We timed the release of 2.05.0.3.0 such that the soft fork would take effect about a week afterwards -- at Bitcoin block 752,000.  During this week, Hiro PBC and the Stacks Foundation tried to contact as many miners as we knew of (and we don't know everyone who mines) to encourage them to upgrade.  In addition, we encouraged every exchange and wallet provider we had contacts for to upgrade.  This included emails, Twitter DMs, and in some cases, sending a STX transfer transaction with a memo field containing a human-readable message encouraging the recipient to upgrade.
In the end, a majority of miners had upgraded without a problematic transaction ever getting mined.  At the time of this writing, 100% of miners have upgraded.  You can tell by looking at the version field of a Stacks block or microblock:  if it is 0x01, then the miner that produced it was running the 2.05.0.3.0 release (and if it was 0x00, it was running a prior release).
Timeline

August 18, 2022 4:48pm ET:  The bug report and PoC are filed on the Stacks Immunefi account.  The PoC is targeted at the Clarinet devnet.
August 18, 2022 5:03pm ET:  Immunefi closes the bug report as out-of-scope, because it is against the Clarinet devnet and not the blockchain mainnet.
August 18, 2022 9:49pm ET:  The Stacks Foundation identifies the problem as in-scope because the Clarinet devnet and mainnet share the same Clarity VM implementation.  The bug report and PoC are escalated to all blockchain engineers at the Stacks Foundation, Hiro PBC, and Trust Machines.  The bug report on Immunefi is re-opened and escalated.
August 19, 2022 12:03am ET:  An initial patch is privately circulated amongst the blockchain engineers that takes a first stab at implementing the soft fork.
August 19, 2022 10:05am ET:  A private git repository is set up for blockchain engineers to iterate on the patch and test it.  Several iterations are made on the patch.
August 23, 2022 11:27pm ET:  The patch begins its final review.  Artifacts from this patch are used to upgrade infrastructure at the various Stacks entities, including the Foundation, Hiro PBC, Trust Machines, Daemon Technologies, and Xverse.
August 27, 2022 9:33am ET:  A node at the Foundation is confirmed to have been able to boot from genesis with the patch applied, and reach the same chain tip as the rest of the network.
August 29, 2022 3:20pm ET:  A signed release of the patched artifacts are uploaded to a public but undisclosed Amazon S3 bucket and shared with miners and exchange partners for which any of the aforementioned entities have contact information.

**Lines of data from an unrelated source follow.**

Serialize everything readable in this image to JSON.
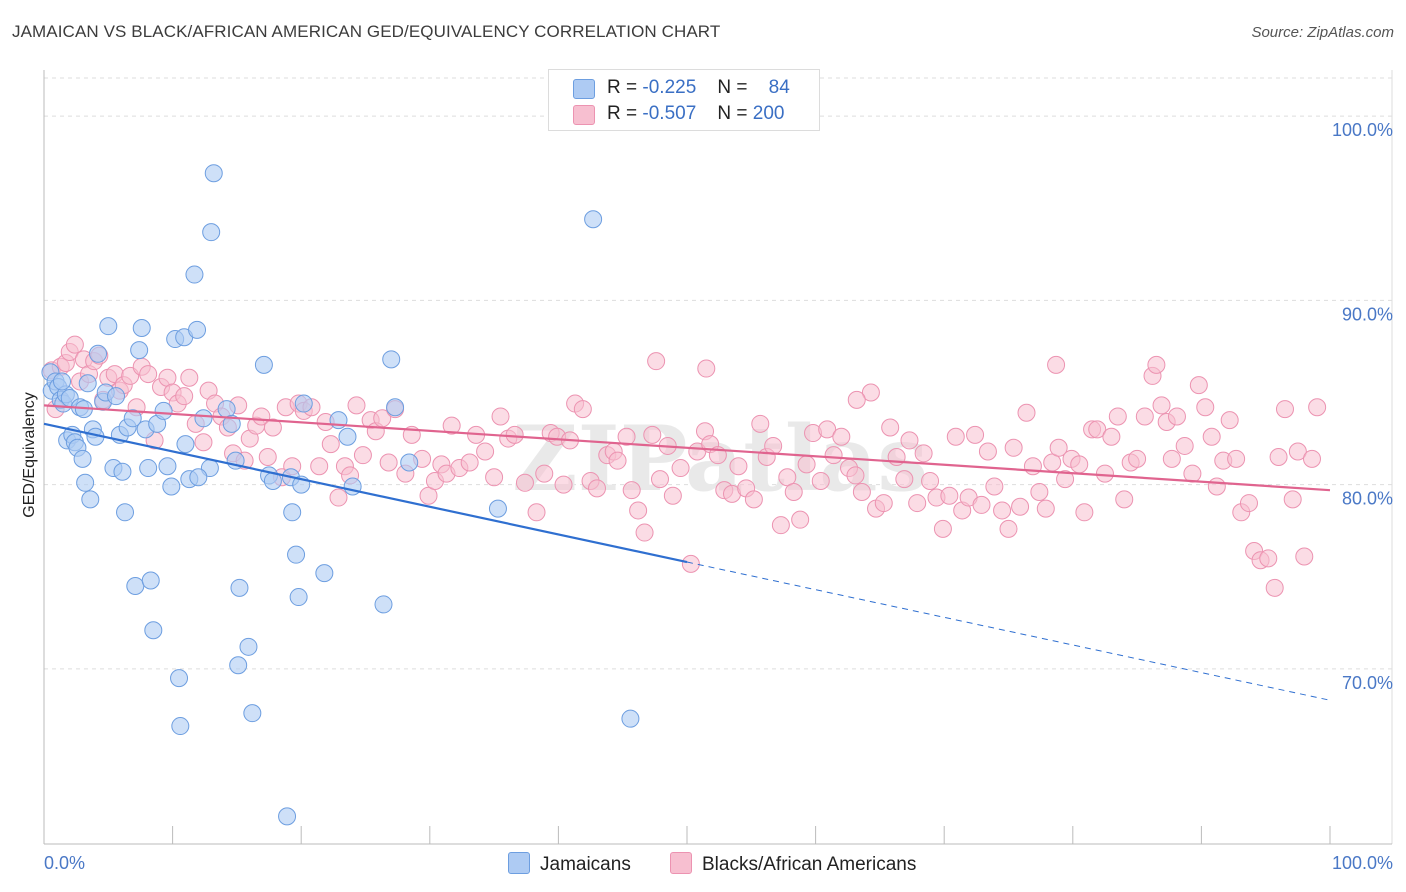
{
  "title": "JAMAICAN VS BLACK/AFRICAN AMERICAN GED/EQUIVALENCY CORRELATION CHART",
  "source": "Source: ZipAtlas.com",
  "watermark": "ZIPatlas",
  "colors": {
    "blue_fill": "#aecbf3",
    "blue_stroke": "#6d9ee0",
    "blue_line": "#2f6fd0",
    "pink_fill": "#f7bfd0",
    "pink_stroke": "#ec93b1",
    "pink_line": "#e0648f",
    "grid": "#dddddd",
    "tick_text": "#4a78c6"
  },
  "legend": {
    "rows": [
      {
        "r_label": "R =",
        "r_value": "-0.225",
        "n_label": "N =",
        "n_value": "84"
      },
      {
        "r_label": "R =",
        "r_value": "-0.507",
        "n_label": "N =",
        "n_value": "200"
      }
    ]
  },
  "bottom_legend": [
    "Jamaicans",
    "Blacks/African Americans"
  ],
  "chart_data": {
    "type": "scatter",
    "ylabel": "GED/Equivalency",
    "xlim": [
      0,
      100
    ],
    "ylim": [
      60.5,
      102.5
    ],
    "x_tick_labels": [
      {
        "value": 0,
        "label": "0.0%"
      },
      {
        "value": 100,
        "label": "100.0%"
      }
    ],
    "y_ticks": [
      {
        "value": 100,
        "label": "100.0%"
      },
      {
        "value": 90,
        "label": "90.0%"
      },
      {
        "value": 80,
        "label": "80.0%"
      },
      {
        "value": 70,
        "label": "70.0%"
      }
    ],
    "series": [
      {
        "name": "Jamaicans",
        "color": "#aecbf3",
        "trend": {
          "x0": 0,
          "y0": 83.3,
          "x1": 50,
          "y1": 75.8,
          "dashed_to_x": 100,
          "dashed_to_y": 68.3
        },
        "points": [
          [
            0.5,
            86.1
          ],
          [
            0.6,
            85.1
          ],
          [
            0.9,
            85.6
          ],
          [
            1.1,
            85.3
          ],
          [
            1.3,
            84.6
          ],
          [
            1.5,
            84.4
          ],
          [
            1.7,
            84.9
          ],
          [
            1.8,
            82.4
          ],
          [
            2.0,
            84.7
          ],
          [
            2.2,
            82.7
          ],
          [
            2.4,
            82.3
          ],
          [
            2.6,
            82.0
          ],
          [
            2.8,
            84.2
          ],
          [
            3.0,
            81.4
          ],
          [
            3.2,
            80.1
          ],
          [
            3.4,
            85.5
          ],
          [
            3.6,
            79.2
          ],
          [
            3.8,
            83.0
          ],
          [
            4.0,
            82.6
          ],
          [
            4.2,
            87.1
          ],
          [
            4.6,
            84.5
          ],
          [
            4.8,
            85.0
          ],
          [
            5.0,
            88.6
          ],
          [
            5.4,
            80.9
          ],
          [
            5.6,
            84.8
          ],
          [
            5.9,
            82.7
          ],
          [
            6.3,
            78.5
          ],
          [
            6.5,
            83.1
          ],
          [
            6.9,
            83.6
          ],
          [
            7.1,
            74.5
          ],
          [
            7.4,
            87.3
          ],
          [
            7.6,
            88.5
          ],
          [
            7.9,
            83.0
          ],
          [
            8.1,
            80.9
          ],
          [
            8.3,
            74.8
          ],
          [
            8.5,
            72.1
          ],
          [
            8.8,
            83.3
          ],
          [
            9.3,
            84.0
          ],
          [
            9.6,
            81.0
          ],
          [
            9.9,
            79.9
          ],
          [
            10.2,
            87.9
          ],
          [
            10.5,
            69.5
          ],
          [
            10.6,
            66.9
          ],
          [
            10.9,
            88.0
          ],
          [
            11.0,
            82.2
          ],
          [
            11.3,
            80.3
          ],
          [
            11.7,
            91.4
          ],
          [
            11.9,
            88.4
          ],
          [
            12.4,
            83.6
          ],
          [
            12.9,
            80.9
          ],
          [
            13.0,
            93.7
          ],
          [
            13.2,
            96.9
          ],
          [
            14.2,
            84.1
          ],
          [
            14.6,
            83.3
          ],
          [
            14.9,
            81.3
          ],
          [
            15.2,
            74.4
          ],
          [
            15.1,
            70.2
          ],
          [
            15.9,
            71.2
          ],
          [
            16.2,
            67.6
          ],
          [
            17.1,
            86.5
          ],
          [
            17.5,
            80.5
          ],
          [
            17.8,
            80.2
          ],
          [
            19.2,
            80.4
          ],
          [
            19.3,
            78.5
          ],
          [
            19.6,
            76.2
          ],
          [
            19.8,
            73.9
          ],
          [
            20.0,
            80.0
          ],
          [
            20.2,
            84.4
          ],
          [
            18.9,
            62.0
          ],
          [
            21.8,
            75.2
          ],
          [
            22.9,
            83.5
          ],
          [
            23.6,
            82.6
          ],
          [
            24.0,
            79.9
          ],
          [
            26.4,
            73.5
          ],
          [
            27.0,
            86.8
          ],
          [
            27.3,
            84.2
          ],
          [
            28.4,
            81.2
          ],
          [
            35.3,
            78.7
          ],
          [
            42.7,
            94.4
          ],
          [
            45.6,
            67.3
          ],
          [
            1.4,
            85.6
          ],
          [
            3.1,
            84.1
          ],
          [
            6.1,
            80.7
          ],
          [
            12.0,
            80.4
          ]
        ]
      },
      {
        "name": "Blacks/African Americans",
        "color": "#f7bfd0",
        "trend": {
          "x0": 0,
          "y0": 84.3,
          "x1": 100,
          "y1": 79.7
        },
        "points": [
          [
            0.6,
            86.2
          ],
          [
            0.9,
            84.1
          ],
          [
            1.3,
            86.4
          ],
          [
            1.7,
            86.6
          ],
          [
            2.0,
            87.2
          ],
          [
            2.4,
            87.6
          ],
          [
            2.8,
            85.6
          ],
          [
            3.1,
            86.8
          ],
          [
            3.5,
            86.0
          ],
          [
            3.9,
            86.7
          ],
          [
            4.3,
            87.0
          ],
          [
            4.6,
            84.6
          ],
          [
            5.0,
            85.8
          ],
          [
            5.5,
            86.0
          ],
          [
            5.9,
            85.1
          ],
          [
            6.2,
            85.4
          ],
          [
            6.7,
            85.9
          ],
          [
            7.2,
            84.2
          ],
          [
            7.6,
            86.4
          ],
          [
            8.1,
            86.0
          ],
          [
            8.6,
            82.4
          ],
          [
            9.1,
            85.3
          ],
          [
            9.6,
            85.8
          ],
          [
            10.0,
            85.0
          ],
          [
            10.4,
            84.4
          ],
          [
            10.9,
            84.8
          ],
          [
            11.3,
            85.8
          ],
          [
            11.8,
            83.3
          ],
          [
            12.4,
            82.3
          ],
          [
            12.8,
            85.1
          ],
          [
            13.3,
            84.4
          ],
          [
            13.8,
            83.7
          ],
          [
            14.3,
            83.1
          ],
          [
            14.7,
            81.7
          ],
          [
            15.1,
            84.3
          ],
          [
            15.6,
            81.3
          ],
          [
            16.0,
            82.5
          ],
          [
            16.5,
            83.2
          ],
          [
            16.9,
            83.7
          ],
          [
            17.4,
            81.5
          ],
          [
            17.8,
            83.1
          ],
          [
            18.5,
            80.4
          ],
          [
            18.8,
            84.2
          ],
          [
            19.3,
            81.0
          ],
          [
            19.8,
            84.4
          ],
          [
            20.2,
            84.0
          ],
          [
            20.8,
            84.2
          ],
          [
            21.4,
            81.0
          ],
          [
            21.9,
            83.4
          ],
          [
            22.3,
            82.2
          ],
          [
            22.9,
            79.3
          ],
          [
            23.4,
            81.0
          ],
          [
            23.8,
            80.5
          ],
          [
            24.3,
            84.3
          ],
          [
            24.8,
            81.6
          ],
          [
            25.4,
            83.5
          ],
          [
            25.8,
            82.9
          ],
          [
            26.3,
            83.6
          ],
          [
            26.8,
            81.2
          ],
          [
            27.3,
            84.1
          ],
          [
            28.1,
            80.6
          ],
          [
            28.6,
            82.7
          ],
          [
            29.4,
            81.4
          ],
          [
            29.9,
            79.4
          ],
          [
            30.4,
            80.2
          ],
          [
            30.9,
            81.1
          ],
          [
            31.3,
            80.6
          ],
          [
            31.7,
            83.2
          ],
          [
            32.3,
            80.9
          ],
          [
            33.1,
            81.2
          ],
          [
            33.6,
            82.7
          ],
          [
            34.3,
            81.8
          ],
          [
            35.0,
            80.4
          ],
          [
            35.5,
            83.7
          ],
          [
            36.1,
            82.5
          ],
          [
            36.6,
            82.7
          ],
          [
            37.4,
            80.1
          ],
          [
            38.3,
            78.5
          ],
          [
            38.9,
            80.6
          ],
          [
            39.4,
            82.8
          ],
          [
            39.9,
            82.6
          ],
          [
            40.4,
            80.0
          ],
          [
            40.9,
            82.4
          ],
          [
            41.3,
            84.4
          ],
          [
            41.9,
            84.1
          ],
          [
            42.5,
            80.2
          ],
          [
            43.0,
            79.8
          ],
          [
            43.8,
            81.6
          ],
          [
            44.3,
            81.8
          ],
          [
            44.6,
            81.3
          ],
          [
            45.3,
            82.6
          ],
          [
            45.7,
            79.7
          ],
          [
            46.2,
            78.6
          ],
          [
            46.7,
            77.4
          ],
          [
            47.3,
            82.7
          ],
          [
            47.9,
            80.3
          ],
          [
            48.5,
            82.1
          ],
          [
            48.9,
            79.4
          ],
          [
            49.5,
            80.9
          ],
          [
            50.3,
            75.7
          ],
          [
            50.8,
            81.8
          ],
          [
            51.4,
            82.9
          ],
          [
            51.8,
            82.2
          ],
          [
            52.4,
            81.6
          ],
          [
            52.9,
            79.7
          ],
          [
            53.5,
            79.5
          ],
          [
            54.0,
            81.0
          ],
          [
            54.6,
            79.8
          ],
          [
            55.2,
            79.2
          ],
          [
            55.7,
            83.3
          ],
          [
            56.2,
            81.5
          ],
          [
            56.7,
            82.1
          ],
          [
            57.3,
            77.8
          ],
          [
            57.8,
            80.4
          ],
          [
            58.3,
            79.6
          ],
          [
            58.8,
            78.1
          ],
          [
            59.3,
            81.1
          ],
          [
            59.8,
            82.8
          ],
          [
            60.4,
            80.2
          ],
          [
            60.9,
            83.0
          ],
          [
            61.4,
            81.6
          ],
          [
            62.0,
            82.6
          ],
          [
            62.6,
            80.9
          ],
          [
            63.1,
            80.5
          ],
          [
            63.6,
            79.6
          ],
          [
            64.3,
            85.0
          ],
          [
            64.7,
            78.7
          ],
          [
            65.3,
            79.0
          ],
          [
            65.8,
            83.1
          ],
          [
            66.3,
            81.5
          ],
          [
            66.9,
            80.3
          ],
          [
            67.3,
            82.4
          ],
          [
            67.9,
            79.0
          ],
          [
            68.4,
            81.7
          ],
          [
            68.9,
            80.2
          ],
          [
            69.4,
            79.3
          ],
          [
            69.9,
            77.6
          ],
          [
            70.4,
            79.4
          ],
          [
            70.9,
            82.6
          ],
          [
            71.4,
            78.6
          ],
          [
            71.9,
            79.3
          ],
          [
            72.4,
            82.7
          ],
          [
            72.9,
            78.9
          ],
          [
            73.4,
            81.8
          ],
          [
            73.9,
            79.9
          ],
          [
            74.5,
            78.6
          ],
          [
            75.0,
            77.6
          ],
          [
            75.4,
            82.0
          ],
          [
            75.9,
            78.8
          ],
          [
            76.4,
            83.9
          ],
          [
            76.9,
            81.0
          ],
          [
            77.4,
            79.6
          ],
          [
            77.9,
            78.7
          ],
          [
            78.4,
            81.2
          ],
          [
            78.9,
            82.0
          ],
          [
            79.4,
            80.3
          ],
          [
            79.9,
            81.4
          ],
          [
            80.5,
            81.1
          ],
          [
            80.9,
            78.5
          ],
          [
            81.5,
            83.0
          ],
          [
            81.9,
            83.0
          ],
          [
            82.5,
            80.6
          ],
          [
            83.0,
            82.6
          ],
          [
            83.5,
            83.7
          ],
          [
            84.0,
            79.2
          ],
          [
            84.5,
            81.2
          ],
          [
            85.0,
            81.4
          ],
          [
            85.6,
            83.7
          ],
          [
            86.2,
            85.9
          ],
          [
            86.5,
            86.5
          ],
          [
            86.9,
            84.3
          ],
          [
            87.3,
            83.4
          ],
          [
            87.7,
            81.4
          ],
          [
            88.1,
            83.7
          ],
          [
            88.7,
            82.1
          ],
          [
            89.3,
            80.6
          ],
          [
            89.8,
            85.4
          ],
          [
            90.3,
            84.2
          ],
          [
            90.8,
            82.6
          ],
          [
            91.2,
            79.9
          ],
          [
            91.7,
            81.3
          ],
          [
            92.2,
            83.5
          ],
          [
            92.7,
            81.4
          ],
          [
            93.1,
            78.5
          ],
          [
            93.7,
            79.0
          ],
          [
            94.1,
            76.4
          ],
          [
            94.6,
            75.9
          ],
          [
            95.2,
            76.0
          ],
          [
            95.7,
            74.4
          ],
          [
            96.0,
            81.5
          ],
          [
            96.5,
            84.1
          ],
          [
            97.1,
            79.2
          ],
          [
            97.5,
            81.8
          ],
          [
            98.0,
            76.1
          ],
          [
            98.6,
            81.4
          ],
          [
            99.0,
            84.2
          ],
          [
            63.2,
            84.6
          ],
          [
            47.6,
            86.7
          ],
          [
            51.5,
            86.3
          ],
          [
            78.7,
            86.5
          ]
        ]
      }
    ],
    "grid": true,
    "legend_placement": "top-center"
  }
}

August 31, 2022 1:39pm ET:  A private release of 2.05.0.3.0 is created.
August 31, 2022 2:03pm ET:  The 2.05.0.3.0 release pull request is made public on the Stacks blockchain Github project.
August 31, 2022 2:32pm ET:  The 2.05.0.3.0 release is merged to master.
August 31, 2022 4:16pm ET:  A public, signed announcement from announce@stacks.org is made to officially announce the 2.05.0.3.0 release.
Footnotes

[1] 64 nestings per MAX_CALL_STACK_DEPTH, plus a buffer of 5 per AST_CALL_STACK_DEPTH_BUFFER.